Oracle Recovery Manager is the only correct way to back up an Oracle database. But configuring and testing it properly requires experience. Here are our best practices after three years in production.
Backup Types¶
Full backup (level 0): a complete copy of all data blocks. Incremental (level 1): only changed blocks since the last backup. Cumulative incremental: changed blocks since the last full backup. Our strategy: full on Sunday, incremental every day.
Block Change Tracking¶
Without BCT, RMAN must read every block to determine if it changed. With BCT, a map of changed blocks is maintained — incremental backups are orders of magnitude faster.
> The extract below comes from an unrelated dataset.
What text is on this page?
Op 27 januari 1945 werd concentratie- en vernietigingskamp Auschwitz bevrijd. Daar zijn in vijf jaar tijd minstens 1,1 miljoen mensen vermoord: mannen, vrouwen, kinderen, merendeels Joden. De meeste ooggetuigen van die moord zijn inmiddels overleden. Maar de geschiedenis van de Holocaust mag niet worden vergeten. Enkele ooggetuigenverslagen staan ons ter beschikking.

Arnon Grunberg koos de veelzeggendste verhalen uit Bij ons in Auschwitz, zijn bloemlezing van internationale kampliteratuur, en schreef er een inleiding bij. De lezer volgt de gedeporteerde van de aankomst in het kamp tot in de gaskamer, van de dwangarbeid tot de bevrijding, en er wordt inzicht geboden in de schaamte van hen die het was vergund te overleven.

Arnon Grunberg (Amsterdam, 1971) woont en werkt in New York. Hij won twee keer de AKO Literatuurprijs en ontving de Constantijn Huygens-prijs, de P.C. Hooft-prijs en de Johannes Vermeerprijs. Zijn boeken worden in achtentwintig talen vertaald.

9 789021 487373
Enable it with: ALTER DATABASE ENABLE BLOCK CHANGE TRACKING.
Point-in-Time Recovery¶
With archive logs, you can restore the database to any point in time. RMAN RESTORE DATABASE, RECOVER DATABASE UNTIL TIME ‘2013-01-27 14:30:00’. A safety net for human errors (DROP TABLE) and corruption.
Catalog vs. Control File¶
RMAN can store metadata in the control file or in a separate RMAN catalog (another Oracle schema). For production, we recommend the catalog — a central location for backup metadata across multiple databases, with better reporting.
Testing¶
RMAN VALIDATE checks backup integrity without an actual restore. RESTORE DATABASE VALIDATE simulates a restore. Quarterly, we perform an actual restore to a test server.
Rules¶
- Full weekly, incremental daily. 2. Block Change Tracking enabled. 3. Archive logs on separate storage. 4. RMAN catalog for multi-DB environments. 5. Test recovery regularly.